Le premier réflexe en cas d’insomnie est souvent de recourir aux somnifères. Cependant, il existe d’autres façons de traiter les troubles du sommeil. Mise à jour sur les traitements et leur efficacité.

Environ 20% de la population adulte souffre d’insomnie. Ce trouble se caractérise par des difficultés à s’endormir (insomnie endormie), un réveil nocturne (insomnie d’entretien) ou même un réveil précoce le matin (insomnie terminale). L’insomnie est dite transitoire ou aiguë si elle ne persiste pas. Dans la plupart des cas, elle est due à une situation stressante bien identifiée (décès, activité professionnelle intense, etc.). « En général, ce type d’insomnie ne dure pas plus d’un mois », a expliqué le Dr Alain Nicolas, psychiatre, chef de l’unité de sommeil de l’hôpital Le Vinatier à Lyon.
Mais lorsque l’insomnie persiste au moins 3 fois par semaine pendant 3 mois ou plus et s’accompagne de somnolence, d’une mauvaise concentration ou de la mémoire pendant la journée, elle est considérée comme chronique. « C’est une grande douleur d’être insomniaque », commente la docteure Joëlle Adrien, directrice de recherche de l’Institut national de la santé et de la recherche médicale (Inserm) au Centre du sommeil et de la vigilance de l’Hôtel-Dieu à Paris.

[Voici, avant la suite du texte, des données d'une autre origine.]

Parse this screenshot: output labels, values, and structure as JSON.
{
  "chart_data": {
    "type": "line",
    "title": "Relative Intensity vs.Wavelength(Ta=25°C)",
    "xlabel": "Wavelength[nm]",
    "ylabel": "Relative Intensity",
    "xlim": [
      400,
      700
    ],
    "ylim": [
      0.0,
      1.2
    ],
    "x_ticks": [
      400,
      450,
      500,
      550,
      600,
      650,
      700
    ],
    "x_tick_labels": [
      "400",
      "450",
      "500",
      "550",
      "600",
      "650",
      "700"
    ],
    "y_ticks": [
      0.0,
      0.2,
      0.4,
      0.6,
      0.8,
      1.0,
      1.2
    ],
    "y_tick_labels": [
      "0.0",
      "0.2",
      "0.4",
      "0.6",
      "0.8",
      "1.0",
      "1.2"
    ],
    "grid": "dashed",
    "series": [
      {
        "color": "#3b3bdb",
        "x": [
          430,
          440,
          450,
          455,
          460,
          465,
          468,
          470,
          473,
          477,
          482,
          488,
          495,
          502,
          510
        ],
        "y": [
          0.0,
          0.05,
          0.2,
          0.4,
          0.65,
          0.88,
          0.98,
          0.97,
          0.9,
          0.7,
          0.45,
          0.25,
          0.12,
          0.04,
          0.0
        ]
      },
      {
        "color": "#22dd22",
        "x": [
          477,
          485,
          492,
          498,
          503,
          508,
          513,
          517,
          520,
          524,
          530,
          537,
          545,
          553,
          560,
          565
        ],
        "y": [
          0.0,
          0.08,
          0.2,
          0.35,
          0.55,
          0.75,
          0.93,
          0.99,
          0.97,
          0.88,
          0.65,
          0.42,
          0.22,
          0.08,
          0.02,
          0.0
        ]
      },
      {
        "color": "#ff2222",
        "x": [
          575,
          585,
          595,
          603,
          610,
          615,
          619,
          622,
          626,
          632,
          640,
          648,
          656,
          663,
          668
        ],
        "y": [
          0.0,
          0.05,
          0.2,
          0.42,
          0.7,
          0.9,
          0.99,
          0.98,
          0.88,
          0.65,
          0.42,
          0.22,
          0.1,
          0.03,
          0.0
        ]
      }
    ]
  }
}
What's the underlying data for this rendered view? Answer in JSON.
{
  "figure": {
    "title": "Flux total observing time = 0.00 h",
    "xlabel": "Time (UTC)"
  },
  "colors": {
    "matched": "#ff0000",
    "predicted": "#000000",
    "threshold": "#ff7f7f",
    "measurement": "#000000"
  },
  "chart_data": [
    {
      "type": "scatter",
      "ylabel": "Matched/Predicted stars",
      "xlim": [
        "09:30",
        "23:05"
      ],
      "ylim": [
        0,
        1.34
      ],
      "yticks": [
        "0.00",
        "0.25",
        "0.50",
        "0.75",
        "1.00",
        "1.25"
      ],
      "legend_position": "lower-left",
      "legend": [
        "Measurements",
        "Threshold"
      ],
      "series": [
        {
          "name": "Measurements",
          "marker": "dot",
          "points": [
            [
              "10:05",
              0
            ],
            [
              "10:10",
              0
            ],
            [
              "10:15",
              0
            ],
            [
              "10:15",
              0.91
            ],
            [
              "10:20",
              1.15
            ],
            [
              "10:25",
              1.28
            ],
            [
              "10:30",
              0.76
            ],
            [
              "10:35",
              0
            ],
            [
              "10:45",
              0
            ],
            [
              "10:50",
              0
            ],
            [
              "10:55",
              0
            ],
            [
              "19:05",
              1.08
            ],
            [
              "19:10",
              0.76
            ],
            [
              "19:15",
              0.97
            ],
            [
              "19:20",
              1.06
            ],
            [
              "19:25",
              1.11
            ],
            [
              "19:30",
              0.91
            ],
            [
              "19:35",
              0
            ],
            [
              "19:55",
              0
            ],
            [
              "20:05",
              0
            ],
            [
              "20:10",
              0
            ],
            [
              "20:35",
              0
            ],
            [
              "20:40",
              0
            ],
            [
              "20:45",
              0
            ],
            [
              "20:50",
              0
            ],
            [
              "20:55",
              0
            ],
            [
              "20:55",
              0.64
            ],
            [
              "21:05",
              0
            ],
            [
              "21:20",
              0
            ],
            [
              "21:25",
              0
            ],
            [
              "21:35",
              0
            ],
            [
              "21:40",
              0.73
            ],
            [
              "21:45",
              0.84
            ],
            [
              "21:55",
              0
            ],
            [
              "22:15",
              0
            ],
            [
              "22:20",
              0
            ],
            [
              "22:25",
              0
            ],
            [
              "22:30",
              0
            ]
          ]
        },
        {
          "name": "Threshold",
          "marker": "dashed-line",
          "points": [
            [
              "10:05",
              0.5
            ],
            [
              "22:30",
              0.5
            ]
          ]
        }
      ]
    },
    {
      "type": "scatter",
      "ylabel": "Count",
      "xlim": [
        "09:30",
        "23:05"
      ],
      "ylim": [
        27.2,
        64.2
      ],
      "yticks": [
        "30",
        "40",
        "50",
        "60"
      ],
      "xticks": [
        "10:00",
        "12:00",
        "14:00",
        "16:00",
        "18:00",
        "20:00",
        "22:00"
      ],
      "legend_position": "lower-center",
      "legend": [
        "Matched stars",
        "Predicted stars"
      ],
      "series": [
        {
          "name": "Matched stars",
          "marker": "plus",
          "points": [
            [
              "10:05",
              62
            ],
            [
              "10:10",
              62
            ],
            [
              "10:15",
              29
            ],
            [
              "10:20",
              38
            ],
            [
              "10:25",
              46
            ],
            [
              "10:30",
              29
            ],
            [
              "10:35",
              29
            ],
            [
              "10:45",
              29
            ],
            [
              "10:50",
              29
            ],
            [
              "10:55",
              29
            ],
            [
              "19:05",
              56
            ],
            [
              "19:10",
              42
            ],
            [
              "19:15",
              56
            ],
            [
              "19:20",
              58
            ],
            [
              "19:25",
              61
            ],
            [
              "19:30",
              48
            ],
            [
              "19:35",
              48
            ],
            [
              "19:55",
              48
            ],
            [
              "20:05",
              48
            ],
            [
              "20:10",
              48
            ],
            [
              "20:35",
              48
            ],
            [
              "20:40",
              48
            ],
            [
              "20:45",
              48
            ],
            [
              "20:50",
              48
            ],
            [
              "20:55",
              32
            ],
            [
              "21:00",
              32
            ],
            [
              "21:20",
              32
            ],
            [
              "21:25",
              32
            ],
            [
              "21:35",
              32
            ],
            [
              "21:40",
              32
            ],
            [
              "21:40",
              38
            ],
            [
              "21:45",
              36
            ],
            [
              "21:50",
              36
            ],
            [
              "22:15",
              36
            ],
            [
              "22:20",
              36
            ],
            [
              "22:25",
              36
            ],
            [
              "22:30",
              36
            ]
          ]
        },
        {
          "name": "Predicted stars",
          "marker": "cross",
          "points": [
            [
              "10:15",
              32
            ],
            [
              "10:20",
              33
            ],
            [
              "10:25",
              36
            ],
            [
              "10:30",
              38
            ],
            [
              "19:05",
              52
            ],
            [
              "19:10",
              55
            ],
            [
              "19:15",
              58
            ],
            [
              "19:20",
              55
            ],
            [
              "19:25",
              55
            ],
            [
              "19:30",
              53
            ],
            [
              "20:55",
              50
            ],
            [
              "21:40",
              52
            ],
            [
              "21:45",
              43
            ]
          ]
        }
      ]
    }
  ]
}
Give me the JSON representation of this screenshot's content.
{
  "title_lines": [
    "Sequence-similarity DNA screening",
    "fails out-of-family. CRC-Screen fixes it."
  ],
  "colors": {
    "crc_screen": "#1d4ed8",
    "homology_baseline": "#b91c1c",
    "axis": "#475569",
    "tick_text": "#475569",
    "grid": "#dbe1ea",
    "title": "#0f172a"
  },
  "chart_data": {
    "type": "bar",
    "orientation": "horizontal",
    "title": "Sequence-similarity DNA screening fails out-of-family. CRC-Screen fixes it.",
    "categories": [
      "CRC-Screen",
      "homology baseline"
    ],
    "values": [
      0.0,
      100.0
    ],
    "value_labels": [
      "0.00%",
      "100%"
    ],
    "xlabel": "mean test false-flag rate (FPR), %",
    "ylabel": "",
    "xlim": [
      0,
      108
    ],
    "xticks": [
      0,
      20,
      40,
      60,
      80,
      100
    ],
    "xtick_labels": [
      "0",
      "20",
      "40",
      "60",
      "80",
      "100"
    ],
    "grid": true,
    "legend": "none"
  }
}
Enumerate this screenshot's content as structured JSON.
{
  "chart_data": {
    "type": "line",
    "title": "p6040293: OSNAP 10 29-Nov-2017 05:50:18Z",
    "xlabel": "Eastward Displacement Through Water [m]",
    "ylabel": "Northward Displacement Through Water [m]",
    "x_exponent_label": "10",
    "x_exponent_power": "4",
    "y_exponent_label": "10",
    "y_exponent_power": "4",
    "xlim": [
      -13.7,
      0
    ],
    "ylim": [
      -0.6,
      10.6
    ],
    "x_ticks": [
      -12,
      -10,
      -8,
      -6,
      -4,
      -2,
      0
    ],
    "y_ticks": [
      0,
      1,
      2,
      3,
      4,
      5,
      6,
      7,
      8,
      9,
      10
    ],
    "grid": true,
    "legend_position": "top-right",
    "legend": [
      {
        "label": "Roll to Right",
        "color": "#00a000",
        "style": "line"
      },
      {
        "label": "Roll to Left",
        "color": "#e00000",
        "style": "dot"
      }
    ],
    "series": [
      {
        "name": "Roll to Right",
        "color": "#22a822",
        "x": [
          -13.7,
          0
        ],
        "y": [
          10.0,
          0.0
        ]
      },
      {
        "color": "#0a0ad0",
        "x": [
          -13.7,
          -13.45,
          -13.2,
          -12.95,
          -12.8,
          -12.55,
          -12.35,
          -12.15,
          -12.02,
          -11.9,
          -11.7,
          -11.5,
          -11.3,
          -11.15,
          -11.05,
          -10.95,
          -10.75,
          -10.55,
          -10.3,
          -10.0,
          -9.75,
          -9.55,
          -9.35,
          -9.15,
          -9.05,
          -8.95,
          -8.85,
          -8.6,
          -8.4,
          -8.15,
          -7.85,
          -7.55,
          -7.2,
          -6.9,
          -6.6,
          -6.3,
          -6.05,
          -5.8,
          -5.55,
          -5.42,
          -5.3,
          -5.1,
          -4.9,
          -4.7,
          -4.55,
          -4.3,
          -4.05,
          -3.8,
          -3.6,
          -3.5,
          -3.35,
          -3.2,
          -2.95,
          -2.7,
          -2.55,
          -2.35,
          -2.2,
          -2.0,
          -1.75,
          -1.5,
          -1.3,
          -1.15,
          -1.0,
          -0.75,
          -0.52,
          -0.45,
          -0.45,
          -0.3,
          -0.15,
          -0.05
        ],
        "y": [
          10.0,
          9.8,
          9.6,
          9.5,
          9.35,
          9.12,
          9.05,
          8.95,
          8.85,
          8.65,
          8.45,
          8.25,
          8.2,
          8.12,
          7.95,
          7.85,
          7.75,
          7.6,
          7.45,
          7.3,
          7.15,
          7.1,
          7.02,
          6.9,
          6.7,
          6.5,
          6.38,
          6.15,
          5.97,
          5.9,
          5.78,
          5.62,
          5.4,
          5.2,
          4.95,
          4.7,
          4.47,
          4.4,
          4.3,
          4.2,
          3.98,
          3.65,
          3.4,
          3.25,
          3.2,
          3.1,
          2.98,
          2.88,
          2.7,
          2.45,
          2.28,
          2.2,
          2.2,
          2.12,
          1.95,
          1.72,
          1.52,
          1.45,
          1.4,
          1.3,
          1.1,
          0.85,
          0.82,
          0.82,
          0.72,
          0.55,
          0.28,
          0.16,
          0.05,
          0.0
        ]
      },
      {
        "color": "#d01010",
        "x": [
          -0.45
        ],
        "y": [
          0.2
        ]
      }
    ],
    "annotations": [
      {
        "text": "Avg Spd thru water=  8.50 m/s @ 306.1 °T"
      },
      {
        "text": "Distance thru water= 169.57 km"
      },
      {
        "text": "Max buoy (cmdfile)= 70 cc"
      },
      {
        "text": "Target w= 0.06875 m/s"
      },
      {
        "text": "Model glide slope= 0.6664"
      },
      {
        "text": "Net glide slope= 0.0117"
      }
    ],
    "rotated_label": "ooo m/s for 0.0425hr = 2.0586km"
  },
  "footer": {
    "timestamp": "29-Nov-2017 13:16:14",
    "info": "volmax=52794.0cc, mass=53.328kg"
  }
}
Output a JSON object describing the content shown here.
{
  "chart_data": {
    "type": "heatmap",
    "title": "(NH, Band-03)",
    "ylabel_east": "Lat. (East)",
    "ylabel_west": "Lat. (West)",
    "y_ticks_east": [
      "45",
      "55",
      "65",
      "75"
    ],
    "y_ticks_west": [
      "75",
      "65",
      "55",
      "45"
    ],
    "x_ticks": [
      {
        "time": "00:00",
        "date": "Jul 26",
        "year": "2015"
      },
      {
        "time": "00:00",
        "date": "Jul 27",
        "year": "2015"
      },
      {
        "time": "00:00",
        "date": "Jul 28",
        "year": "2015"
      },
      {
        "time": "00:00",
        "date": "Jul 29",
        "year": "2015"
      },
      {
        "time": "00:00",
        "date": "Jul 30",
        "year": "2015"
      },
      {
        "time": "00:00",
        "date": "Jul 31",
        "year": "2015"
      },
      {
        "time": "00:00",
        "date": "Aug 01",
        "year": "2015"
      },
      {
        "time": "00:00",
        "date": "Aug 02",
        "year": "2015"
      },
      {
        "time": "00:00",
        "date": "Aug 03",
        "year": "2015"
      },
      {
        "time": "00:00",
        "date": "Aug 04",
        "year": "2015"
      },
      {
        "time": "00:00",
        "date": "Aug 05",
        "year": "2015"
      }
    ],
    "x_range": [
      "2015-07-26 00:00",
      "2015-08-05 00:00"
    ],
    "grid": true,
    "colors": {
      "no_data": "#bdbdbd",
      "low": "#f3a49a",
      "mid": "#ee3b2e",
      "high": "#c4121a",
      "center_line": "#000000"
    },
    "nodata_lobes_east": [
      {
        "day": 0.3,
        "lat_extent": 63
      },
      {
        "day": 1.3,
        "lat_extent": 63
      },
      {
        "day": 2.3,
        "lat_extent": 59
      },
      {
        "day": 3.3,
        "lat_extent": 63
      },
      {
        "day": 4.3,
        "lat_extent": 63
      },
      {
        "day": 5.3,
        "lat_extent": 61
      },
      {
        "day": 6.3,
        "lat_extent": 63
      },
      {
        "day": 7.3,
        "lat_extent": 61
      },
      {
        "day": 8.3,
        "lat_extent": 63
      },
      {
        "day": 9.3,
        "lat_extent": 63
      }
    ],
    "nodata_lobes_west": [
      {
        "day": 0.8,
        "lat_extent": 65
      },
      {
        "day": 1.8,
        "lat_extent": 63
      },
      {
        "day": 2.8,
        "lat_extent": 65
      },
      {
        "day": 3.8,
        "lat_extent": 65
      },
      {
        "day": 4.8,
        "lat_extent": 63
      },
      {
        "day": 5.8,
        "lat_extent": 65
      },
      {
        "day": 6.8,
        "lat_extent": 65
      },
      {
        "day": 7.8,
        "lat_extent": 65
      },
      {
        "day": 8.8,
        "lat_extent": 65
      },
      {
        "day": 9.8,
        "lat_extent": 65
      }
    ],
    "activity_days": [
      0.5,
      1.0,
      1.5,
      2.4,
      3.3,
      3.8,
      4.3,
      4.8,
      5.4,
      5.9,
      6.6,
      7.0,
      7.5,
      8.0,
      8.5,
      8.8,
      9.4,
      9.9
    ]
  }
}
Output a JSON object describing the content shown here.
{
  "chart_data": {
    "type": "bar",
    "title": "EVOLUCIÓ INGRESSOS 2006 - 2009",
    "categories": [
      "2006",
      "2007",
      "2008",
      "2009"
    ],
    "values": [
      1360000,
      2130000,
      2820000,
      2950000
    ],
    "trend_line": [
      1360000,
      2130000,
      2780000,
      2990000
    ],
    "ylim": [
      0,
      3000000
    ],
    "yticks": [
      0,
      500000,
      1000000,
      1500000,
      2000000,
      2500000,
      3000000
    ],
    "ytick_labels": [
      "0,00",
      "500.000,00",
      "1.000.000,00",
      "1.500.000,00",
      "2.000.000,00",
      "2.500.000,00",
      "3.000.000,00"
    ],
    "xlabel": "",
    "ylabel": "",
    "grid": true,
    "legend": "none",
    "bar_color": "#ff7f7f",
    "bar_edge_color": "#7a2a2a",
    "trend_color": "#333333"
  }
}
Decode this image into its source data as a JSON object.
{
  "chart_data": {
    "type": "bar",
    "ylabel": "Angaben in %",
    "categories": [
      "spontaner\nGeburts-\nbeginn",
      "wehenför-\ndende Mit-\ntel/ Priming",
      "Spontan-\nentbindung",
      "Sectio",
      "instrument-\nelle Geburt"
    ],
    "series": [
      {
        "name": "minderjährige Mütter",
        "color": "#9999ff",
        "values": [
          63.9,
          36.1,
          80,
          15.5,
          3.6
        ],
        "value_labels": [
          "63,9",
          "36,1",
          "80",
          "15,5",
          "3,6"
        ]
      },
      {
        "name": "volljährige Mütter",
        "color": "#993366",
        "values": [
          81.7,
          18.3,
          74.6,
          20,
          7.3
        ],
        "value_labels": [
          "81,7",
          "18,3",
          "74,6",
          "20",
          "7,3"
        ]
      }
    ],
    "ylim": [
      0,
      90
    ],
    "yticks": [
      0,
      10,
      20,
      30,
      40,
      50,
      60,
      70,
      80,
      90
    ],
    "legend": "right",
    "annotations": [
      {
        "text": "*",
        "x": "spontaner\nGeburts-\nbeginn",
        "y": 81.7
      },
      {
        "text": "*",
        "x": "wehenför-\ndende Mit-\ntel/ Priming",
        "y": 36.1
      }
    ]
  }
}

Comment se produit l’insomnie?

Plusieurs facteurs peuvent contribuer à l’apparition d’insomnie. Pour la majorité des patients (50 à 80%), ils sont liés à une cause psychologique ou psychiatrique. «Le trouble, s’il est d’origine psychologique, peut résulter d’un précédent épisode d’insomnie. Cela génère un conditionnement négatif qui se traduit par une activation des systèmes d’éveil dès que la personne se couche», explique Sylvie Royant-Parola, présidente du Réseau Morphée , un réseau de santé dédié à la gestion des troubles du sommeil. . D’autres causes bien identifiées sont le stress, l’anxiété (non liée à un souvenir d’insomnie), ainsi que la dépression ou une maladie psychiatrique grave.
L’insomnie peut également s’expliquer par l’existence d’une maladie ou d’un état physiologique perturbant le sommeil comme une douleur chronique, un syndrome des jambes sans repos (sensation désagréable dans les jambes accompagnée d’un besoin urgent de bouger qui provoque une insomnie du sommeil ou des réveils nocturnes), ou une apnée du sommeil ( voir ci-contre). La période de ménopause est également propice à l’apparition d’insomnie. Certains médicaments (bêta-bloquants, cortisone, etc.) et certaines substances peuvent également être impliqués. Le café, le thé, les boissons énergisantes ou les boissons au cola doivent être évités en cas d’insomnie. Enfin, les boissons alcoolisées, sédatives en début de nuit, peuvent provoquer des insomnies d’entretien, aggravant la survenue d’apnée du sommeil. Voici trois traitements pour l’insomnie qui se sont déjà révélés efficaces.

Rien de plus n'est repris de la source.